Managed vLLM serves the profile default unless you select a different registry entry.
Export `NEMOCLAW_VLLM_MODEL=<slug>` before invoking the installer to choose a different model from the registry.
NemoClaw uses the matching `vllm serve` flags, including the reasoning parser, tool-call parser, and `--max-model-len`.
Recognised slugs:

| Slug | Hugging Face model | Notes |
|---|---|---|
| `qwen3.6-27b` | `Qwen/Qwen3.6-27B-FP8` | Default on DGX Spark and DGX Station profiles |
| `nemotron-3-nano-4b` | `nvidia/NVIDIA-Nemotron-3-Nano-4B-FP8` | Default on the generic Linux + NVIDIA GPU profile |
| `deepseek-r1-distill-70b` | `deepseek-ai/DeepSeek-R1-Distill-Llama-70B` | Gated. Requires Hugging Face license acceptance |

The slug is case-insensitive; the full Hugging Face id is also accepted.
An unrecognised value fails fast with a list of valid slugs.

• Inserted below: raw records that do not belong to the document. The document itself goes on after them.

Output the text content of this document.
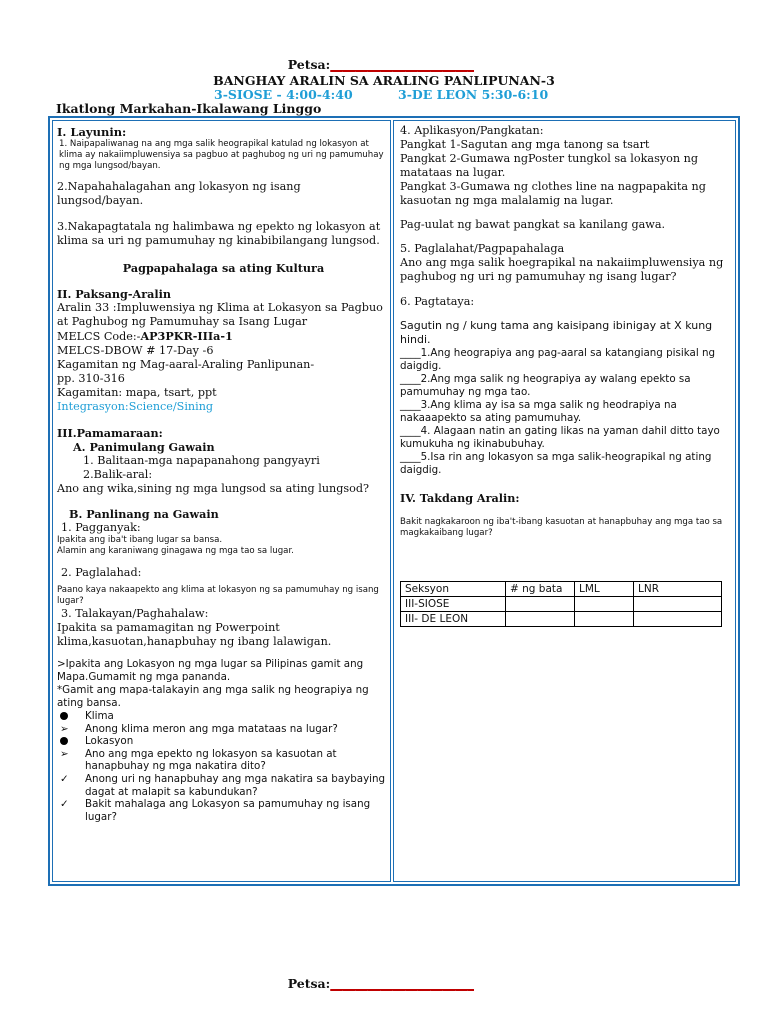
Petsa:_______________________
BANGHAY ARALIN SA ARALING PANLIPUNAN-3
3-SIOSE - 4:00-4:40	3-DE LEON 5:30-6:10
Ikatlong Markahan-Ikalawang Linggo

I. Layunin:

1. Naipapaliwanag na ang mga salik heograpikal katulad ng lokasyon at klima ay nakaiimpluwensiya sa pagbuo at paghubog ng uri ng pamumuhay ng mga lungsod/bayan.

2.Napahahalagahan ang lokasyon ng isang lungsod/bayan.

3.Nakapagtatala ng halimbawa ng epekto ng lokasyon at klima sa uri ng pamumuhay ng kinabibilangang lungsod.

Pagpapahalaga sa ating Kultura

II. Paksang-Aralin

Aralin 33 :Impluwensiya ng Klima at Lokasyon sa Pagbuo at Paghubog ng Pamumuhay sa Isang Lugar

MELCS Code:-AP3PKR-IIIa-1

MELCS-DBOW # 17-Day -6

Kagamitan ng Mag-aaral-Araling Panlipunan-

pp. 310-316

Kagamitan: mapa, tsart, ppt

Integrasyon:Science/Sining

III.Pamamaraan:

A. Panimulang Gawain

1. Balitaan-mga napapanahong pangyayri

2.Balik-aral:

Ano ang wika,sining ng mga lungsod sa ating lungsod?

B. Panlinang na Gawain

1. Pagganyak:

Ipakita ang iba't ibang lugar sa bansa.

Alamin ang karaniwang ginagawa ng mga tao sa lugar.

2. Paglalahad:

Paano kaya nakaapekto ang klima at lokasyon ng sa pamumuhay ng isang lugar?

3. Talakayan/Paghahalaw:

Ipakita sa pamamagitan ng Powerpoint klima,kasuotan,hanapbuhay ng ibang lalawigan.

>Ipakita ang Lokasyon ng mga lugar sa Pilipinas gamit ang Mapa.Gumamit ng mga pananda.

*Gamit ang mapa-talakayin ang mga salik ng heograpiya ng ating bansa.

Klima
➢ Anong klima meron ang mga matataas na lugar?
Lokasyon
➢ Ano ang mga epekto ng lokasyon sa kasuotan at hanapbuhay ng mga nakatira dito?
✓ Anong uri ng hanapbuhay ang mga nakatira sa baybaying dagat at malapit sa kabundukan?
✓ Bakit mahalaga ang Lokasyon sa pamumuhay ng isang lugar?

4. Aplikasyon/Pangkatan:

Pangkat 1-Sagutan ang mga tanong sa tsart

Pangkat 2-Gumawa ngPoster tungkol sa lokasyon ng matataas na lugar.

Pangkat 3-Gumawa ng clothes line na nagpapakita ng kasuotan ng mga malalamig na lugar.

Pag-uulat ng bawat pangkat sa kanilang gawa.

5. Paglalahat/Pagpapahalaga

Ano ang mga salik hoegrapikal na nakaiimpluwensiya ng paghubog ng uri ng pamumuhay ng isang lugar?

6. Pagtataya:

Sagutin ng / kung tama ang kaisipang ibinigay at X kung hindi.

____1.Ang heograpiya ang pag-aaral sa katangiang pisikal ng daigdig.

____2.Ang mga salik ng heograpiya ay walang epekto sa pamumuhay ng mga tao.

____3.Ang klima ay isa sa mga salik ng heodrapiya na nakaaapekto sa ating pamumuhay.

____4. Alagaan natin an gating likas na yaman dahil ditto tayo kumukuha ng ikinabubuhay.

____5.Isa rin ang lokasyon sa mga salik-heograpikal ng ating daigdig.

IV. Takdang Aralin:

Bakit nagkakaroon ng iba't-ibang kasuotan at hanapbuhay ang mga tao sa magkakaibang lugar?

Seksyon	# ng bata	LML	LNR
III-SIOSE			
III- DE LEON			
Petsa:_______________________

Gated models require a Hugging Face token; export it before onboarding so NemoClaw can forward it into the managed vLLM container:

```console
$ export HF_TOKEN=<your-hf-token>
$ NEMOCLAW_PROVIDER=install-vllm \
  NEMOCLAW_VLLM_MODEL=deepseek-r1-distill-70b \
  nemoclaw onboard --non-interactive
```

`HUGGING_FACE_HUB_TOKEN` is accepted as an alternative.
The token check runs on the host before any docker pull, so a missing or empty token aborts onboarding before bandwidth is spent on a 401.

## Timeout Configuration

Local inference requests use a default timeout of 180 seconds.
Large prompts on hardware such as DGX Spark can exceed shorter timeouts, so NemoClaw sets a higher default for Ollama, vLLM, NIM, and compatible-endpoint setup.

To override the timeout, set the `NEMOCLAW_LOCAL_INFERENCE_TIMEOUT` environment variable before onboarding:

```console
$ export NEMOCLAW_LOCAL_INFERENCE_TIMEOUT=300
$ nemoclaw onboard
```

The value is in seconds.
This setting is baked into the sandbox at build time.
Changing it after onboarding requires re-running `nemoclaw onboard`.

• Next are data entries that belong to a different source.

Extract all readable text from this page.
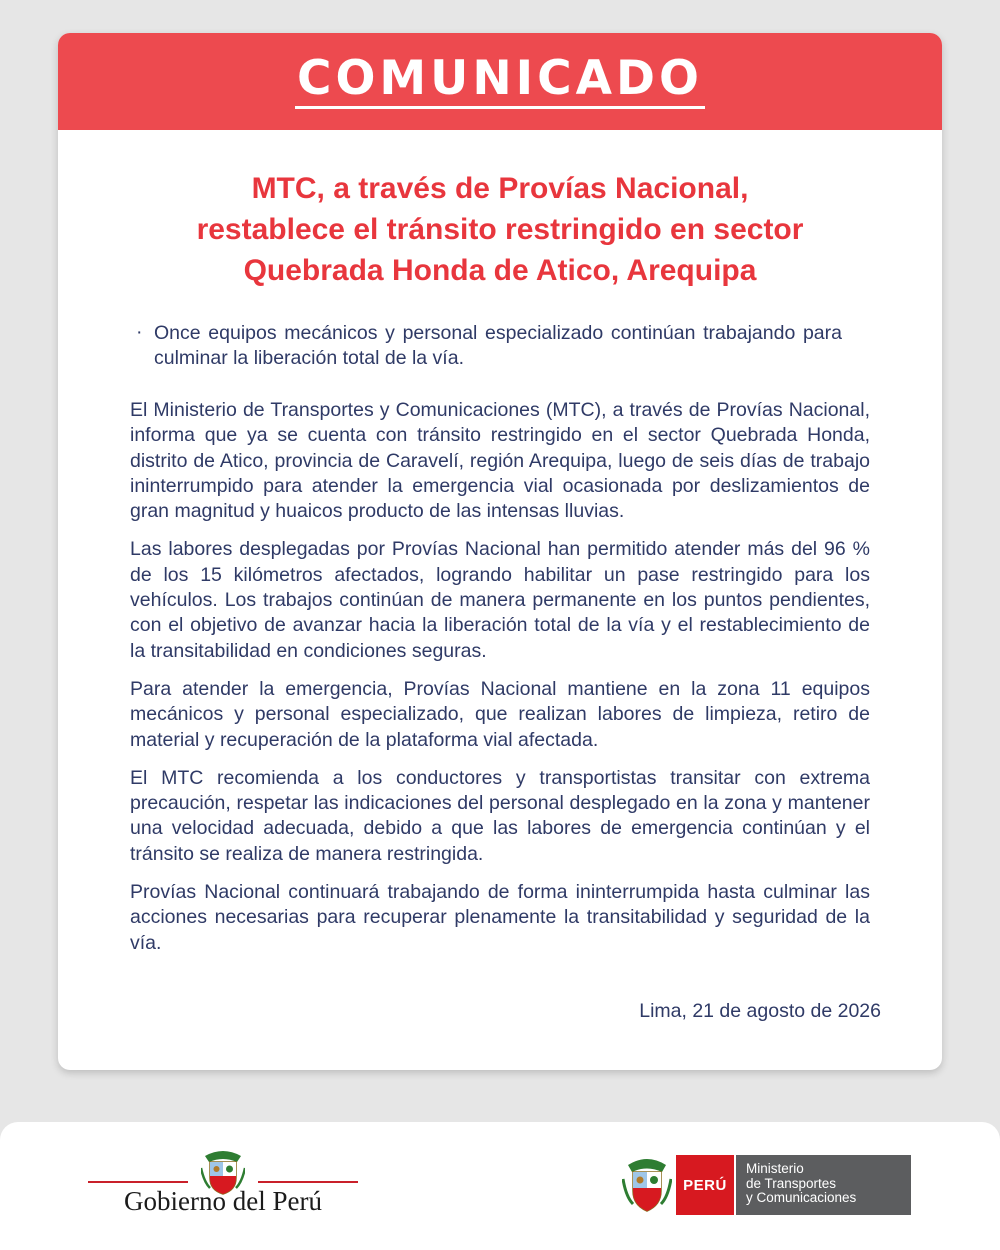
COMUNICADO
MTC, a través de Provías Nacional,
restablece el tránsito restringido en sector
Quebrada Honda de Atico, Arequipa
· Once equipos mecánicos y personal especializado continúan trabajando para culminar la liberación total de la vía.

El Ministerio de Transportes y Comunicaciones (MTC), a través de Provías Nacional, informa que ya se cuenta con tránsito restringido en el sector Quebrada Honda, distrito de Atico, provincia de Caravelí, región Arequipa, luego de seis días de trabajo ininterrumpido para atender la emergencia vial ocasionada por deslizamientos de gran magnitud y huaicos producto de las intensas lluvias.

Las labores desplegadas por Provías Nacional han permitido atender más del 96 % de los 15 kilómetros afectados, logrando habilitar un pase restringido para los vehículos. Los trabajos continúan de manera permanente en los puntos pendientes, con el objetivo de avanzar hacia la liberación total de la vía y el restablecimiento de la transitabilidad en condiciones seguras.

Para atender la emergencia, Provías Nacional mantiene en la zona 11 equipos mecánicos y personal especializado, que realizan labores de limpieza, retiro de material y recuperación de la plataforma vial afectada.

El MTC recomienda a los conductores y transportistas transitar con extrema precaución, respetar las indicaciones del personal desplegado en la zona y mantener una velocidad adecuada, debido a que las labores de emergencia continúan y el tránsito se realiza de manera restringida.

Provías Nacional continuará trabajando de forma ininterrumpida hasta culminar las acciones necesarias para recuperar plenamente la transitabilidad y seguridad de la vía.

Lima, 21 de agosto de 2026
Gobierno del Perú
PERÚ
Ministerio
de Transportes
y Comunicaciones
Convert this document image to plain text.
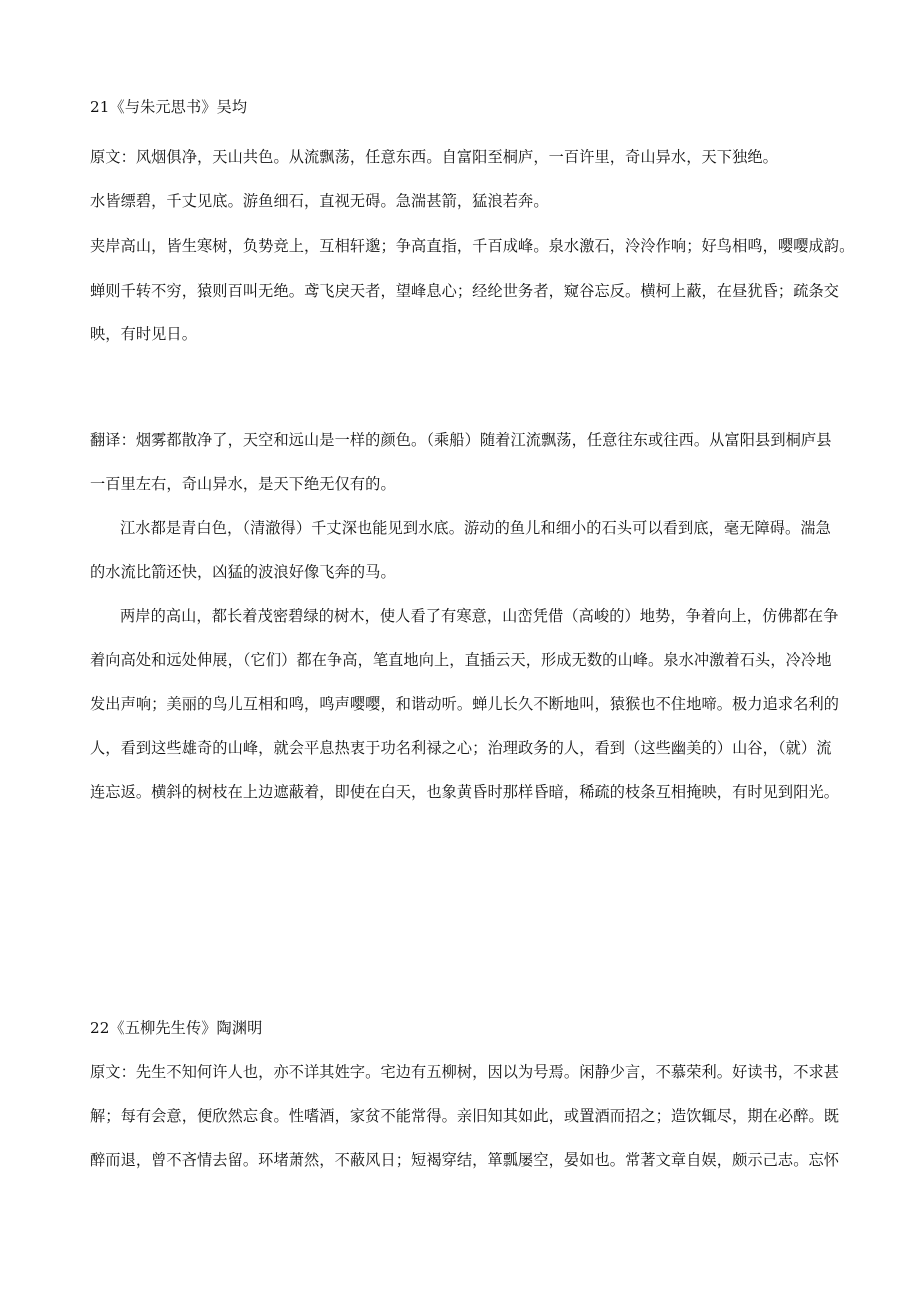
21《与朱元思书》吴均
原文：风烟俱净，天山共色。从流飘荡，任意东西。自富阳至桐庐，一百许里，奇山异水，天下独绝。
水皆缥碧，千丈见底。游鱼细石，直视无碍。急湍甚箭，猛浪若奔。
夹岸高山，皆生寒树，负势竞上，互相轩邈；争高直指，千百成峰。泉水激石，泠泠作响；好鸟相鸣，嘤嘤成韵。
蝉则千转不穷，猿则百叫无绝。鸢飞戾天者，望峰息心；经纶世务者，窥谷忘反。横柯上蔽，在昼犹昏；疏条交
映，有时见日。
翻译：烟雾都散净了，天空和远山是一样的颜色。（乘船）随着江流飘荡，任意往东或往西。从富阳县到桐庐县
一百里左右，奇山异水，是天下绝无仅有的。
江水都是青白色，（清澈得）千丈深也能见到水底。游动的鱼儿和细小的石头可以看到底，毫无障碍。湍急
的水流比箭还快，凶猛的波浪好像飞奔的马。
两岸的高山，都长着茂密碧绿的树木，使人看了有寒意，山峦凭借（高峻的）地势，争着向上，仿佛都在争
着向高处和远处伸展，（它们）都在争高，笔直地向上，直插云天，形成无数的山峰。泉水冲激着石头，冷冷地
发出声响；美丽的鸟儿互相和鸣，鸣声嘤嘤，和谐动听。蝉儿长久不断地叫，猿猴也不住地啼。极力追求名利的
人，看到这些雄奇的山峰，就会平息热衷于功名利禄之心；治理政务的人，看到（这些幽美的）山谷，（就）流
连忘返。横斜的树枝在上边遮蔽着，即使在白天，也象黄昏时那样昏暗，稀疏的枝条互相掩映，有时见到阳光。
22《五柳先生传》陶渊明
原文：先生不知何许人也，亦不详其姓字。宅边有五柳树，因以为号焉。闲静少言，不慕荣利。好读书，不求甚
解；每有会意，便欣然忘食。性嗜酒，家贫不能常得。亲旧知其如此，或置酒而招之；造饮辄尽，期在必醉。既
醉而退，曾不吝情去留。环堵萧然，不蔽风日；短褐穿结，箪瓢屡空，晏如也。常著文章自娱，颇示己志。忘怀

`NEMOCLAW_LOCAL_INFERENCE_TIMEOUT` only governs the inference-server validation probe.
The post-create readiness wait (image build, gateway upload, in-sandbox boot) has its own budget, `NEMOCLAW_SANDBOX_READY_TIMEOUT`, also defaulting to 180 seconds.
On hosts where the sandbox image takes minutes to build or upload — large quantised models, DGX Station first runs, or remote VMs over a slow link — raise both together:

```console
$ export NEMOCLAW_LOCAL_INFERENCE_TIMEOUT=300
$ export NEMOCLAW_SANDBOX_READY_TIMEOUT=600
$ nemoclaw onboard
```

If onboard ends with `Sandbox '<name>' was created but did not become ready within 180s`, refer to Troubleshooting (use the `nemoclaw-user-reference` skill).

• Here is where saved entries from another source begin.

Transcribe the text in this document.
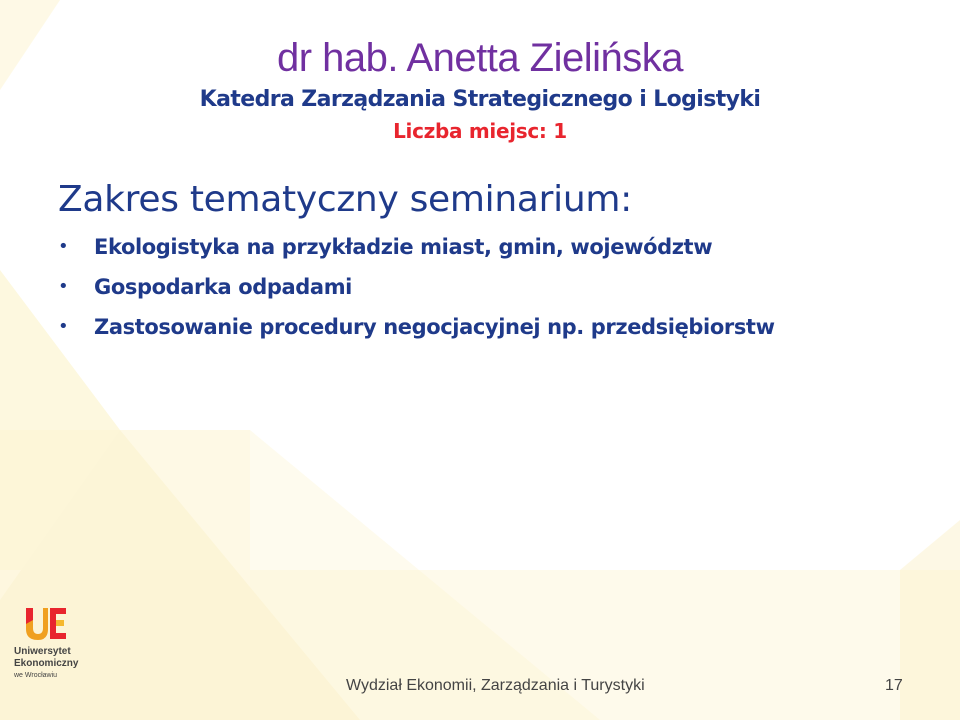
dr hab. Anetta Zielińska
Katedra Zarządzania Strategicznego i Logistyki
Liczba miejsc: 1
Zakres tematyczny seminarium:
• Ekologistyka na przykładzie miast, gmin, województw
• Gospodarka odpadami
• Zastosowanie procedury negocjacyjnej np. przedsiębiorstw
Uniwersytet
Ekonomiczny
we Wrocławiu
Wydział Ekonomii, Zarządzania i Turystyki	17
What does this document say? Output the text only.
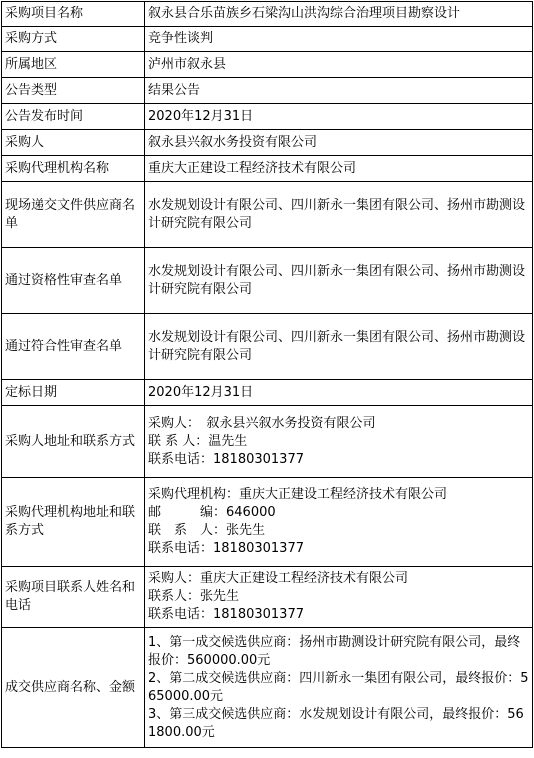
采购项目名称	叙永县合乐苗族乡石梁沟山洪沟综合治理项目勘察设计
采购方式	竞争性谈判
所属地区	泸州市叙永县
公告类型	结果公告
公告发布时间	2020年12月31日
采购人	叙永县兴叙水务投资有限公司
采购代理机构名称	重庆大正建设工程经济技术有限公司
现场递交文件供应商名单	水发规划设计有限公司、四川新永一集团有限公司、扬州市勘测设计研究院有限公司
通过资格性审查名单	水发规划设计有限公司、四川新永一集团有限公司、扬州市勘测设计研究院有限公司
通过符合性审查名单	水发规划设计有限公司、四川新永一集团有限公司、扬州市勘测设计研究院有限公司
定标日期	2020年12月31日
采购人地址和联系方式	采购人：　叙永县兴叙水务投资有限公司
联 系 人：温先生
联系电话：18180301377

采购代理机构地址和联系方式	采购代理机构：重庆大正建设工程经济技术有限公司
邮　　　编：646000
联　系　人：张先生
联系电话：18180301377

采购项目联系人姓名和电话	采购人：重庆大正建设工程经济技术有限公司
联系人：张先生
联系电话：18180301377

成交供应商名称、金额	1、第一成交候选供应商：扬州市勘测设计研究院有限公司，最终报价：560000.00元
2、第二成交候选供应商：四川新永一集团有限公司，最终报价：565000.00元
3、第三成交候选供应商：水发规划设计有限公司，最终报价：561800.00元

## Verify the Configuration

After onboarding completes, confirm the active provider and model.

```console
$ nemoclaw <name> status
```

The output shows the provider label (for example, "Local vLLM" or "Other OpenAI-compatible endpoint") and the active model.
For Local Ollama, status also checks the authenticated proxy when a proxy token is available.
If `Inference` is healthy but `Inference (auth proxy)` is not, rerun onboarding to repair the proxy path that sandbox requests use.

## Switch Models at Runtime

You can change the model without re-running onboard.
Refer to [Switch Inference Models](switch-inference-providers.md) for the full procedure.

For compatible endpoints, the command is:

```console
$ nemoclaw inference set --provider compatible-endpoint --model <model-name>
```

If the provider itself needs to change (for example, switching from vLLM to a cloud API), pass the new provider to `nemoclaw inference set`.